Hint: Join products and order_items on product_id. Use SUM() for both quantity and line_total. Filter with HAVING on the aggregate.
Solution
SELECT p.product_name, SUM(oi.quantity) AS total_units_sold, ROUND(SUM(oi.line_total), 2) AS total_revenue FROM products p JOIN order_items oi ON p.product_id = oi.product_id GROUP BY p.product_id, p.product_name HAVING SUM(oi.line_total) > 500 ORDER BY total_revenue DESC;
Frequently Asked Questions

DECIMAL stores exact values and is suited for money. FLOAT stores approximate values and can introduce small rounding errors, making it a poor fit for financial calculations.

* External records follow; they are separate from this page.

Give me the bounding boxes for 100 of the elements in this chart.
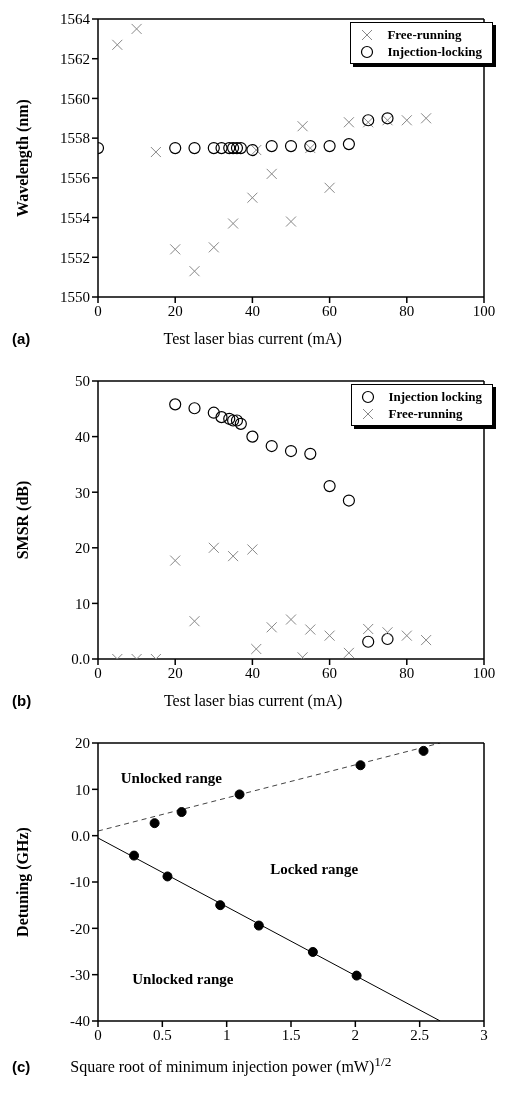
y-tick-label: -40 xyxy=(70,1013,90,1030)
point xyxy=(207,406,220,419)
legend-label: Injection locking xyxy=(388,388,482,405)
point xyxy=(162,871,173,882)
point xyxy=(246,430,259,443)
point xyxy=(129,850,140,861)
point xyxy=(323,479,336,493)
x-tick-label: 60 xyxy=(322,664,338,681)
point xyxy=(355,760,366,771)
point xyxy=(208,542,220,554)
y-tick-label: 10 xyxy=(75,595,90,612)
point xyxy=(246,192,258,204)
annotation: Unlocked range xyxy=(132,970,234,988)
y-tick-label: -20 xyxy=(70,920,90,937)
y-tick-label: 40 xyxy=(75,428,90,445)
point xyxy=(304,447,317,460)
point xyxy=(149,818,160,829)
y-tick-label: 1558 xyxy=(60,130,90,147)
x-tick-label: 3 xyxy=(480,1026,488,1043)
point xyxy=(304,624,316,636)
point xyxy=(418,745,429,756)
y-tick-label: 0.0 xyxy=(71,651,90,668)
point xyxy=(253,920,264,931)
point xyxy=(343,647,355,659)
point xyxy=(234,417,247,430)
point xyxy=(176,807,187,818)
x-tick-label: 80 xyxy=(399,302,415,319)
x-tick-label: 0 xyxy=(94,664,102,681)
point xyxy=(382,626,393,638)
y-axis-title: SMSR (dB) xyxy=(13,480,32,560)
x-tick-label: 1.5 xyxy=(281,1026,301,1043)
x-tick-label: 0 xyxy=(94,302,102,319)
point xyxy=(342,494,355,507)
point xyxy=(215,900,226,911)
x-axis-title: Test laser bias current (mA) xyxy=(162,330,343,348)
point xyxy=(215,411,228,424)
point xyxy=(150,146,162,158)
legend-label: Injection-locking xyxy=(387,43,482,60)
point xyxy=(265,439,278,453)
y-tick-label: 20 xyxy=(75,735,90,752)
y-tick-label: 50 xyxy=(75,373,90,390)
point xyxy=(131,23,143,35)
point xyxy=(207,141,220,155)
y-tick-label: -10 xyxy=(70,874,90,891)
y-tick-label: 10 xyxy=(75,781,90,798)
point xyxy=(307,946,318,957)
point xyxy=(285,216,297,228)
point xyxy=(284,444,298,458)
text: (b) xyxy=(12,692,32,709)
point xyxy=(223,141,236,155)
point xyxy=(188,141,201,155)
point xyxy=(227,218,239,230)
x-tick-label: 80 xyxy=(399,664,415,681)
point xyxy=(420,634,432,646)
point xyxy=(324,182,336,194)
y-tick-label: 1556 xyxy=(60,170,91,187)
point xyxy=(265,139,278,153)
point xyxy=(420,112,432,124)
point xyxy=(324,630,336,642)
x-tick-label: 2.5 xyxy=(410,1026,430,1043)
point xyxy=(246,543,258,555)
point xyxy=(227,141,240,155)
point xyxy=(266,168,278,180)
y-tick-label: 30 xyxy=(75,484,90,501)
x-tick-label: 100 xyxy=(472,664,496,681)
point xyxy=(111,39,123,51)
y-tick-label: -30 xyxy=(70,966,90,983)
point xyxy=(250,144,262,156)
text: (c) xyxy=(12,1058,31,1076)
point xyxy=(246,143,259,157)
y-tick-label: 20 xyxy=(75,540,90,557)
point xyxy=(230,141,244,155)
point xyxy=(234,141,247,155)
y-tick-label: 1562 xyxy=(60,51,90,68)
annotation: Unlocked range xyxy=(120,769,222,787)
y-tick-label: 1550 xyxy=(60,289,90,306)
y-tick-label: 1564 xyxy=(60,11,91,28)
point xyxy=(342,138,355,151)
point xyxy=(284,139,298,153)
point xyxy=(381,632,394,646)
point xyxy=(362,623,374,635)
point xyxy=(208,241,220,253)
x-tick-label: 20 xyxy=(167,302,183,319)
point xyxy=(169,398,182,411)
point xyxy=(266,621,278,633)
x-tick-label: 0.5 xyxy=(152,1026,172,1043)
point xyxy=(401,114,413,126)
point xyxy=(250,643,262,655)
point xyxy=(285,614,297,626)
point xyxy=(188,402,201,415)
x-tick-label: 40 xyxy=(244,664,260,681)
point xyxy=(351,970,362,981)
y-tick-label: 1554 xyxy=(60,209,91,226)
point xyxy=(215,141,228,155)
point xyxy=(230,414,244,427)
point xyxy=(223,412,236,425)
y-axis-title: Detuning (GHz) xyxy=(13,827,32,937)
x-tick-label: 100 xyxy=(472,302,496,319)
legend-label: Free-running xyxy=(388,405,463,422)
point xyxy=(189,265,200,277)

SQLite uses INTEGER and REAL as its core numeric types. It also accepts NUMERIC, DECIMAL, and FLOAT as type names but stores them using its flexible type affinity system.

Use DECIMAL for prices. It stores exact values, so you will not get rounding errors when calculating totals, taxes, or discounts.

INT holds values up to roughly 2.1 billion. BIGINT holds much larger values and is used for things like transaction IDs or row counts in very large tables.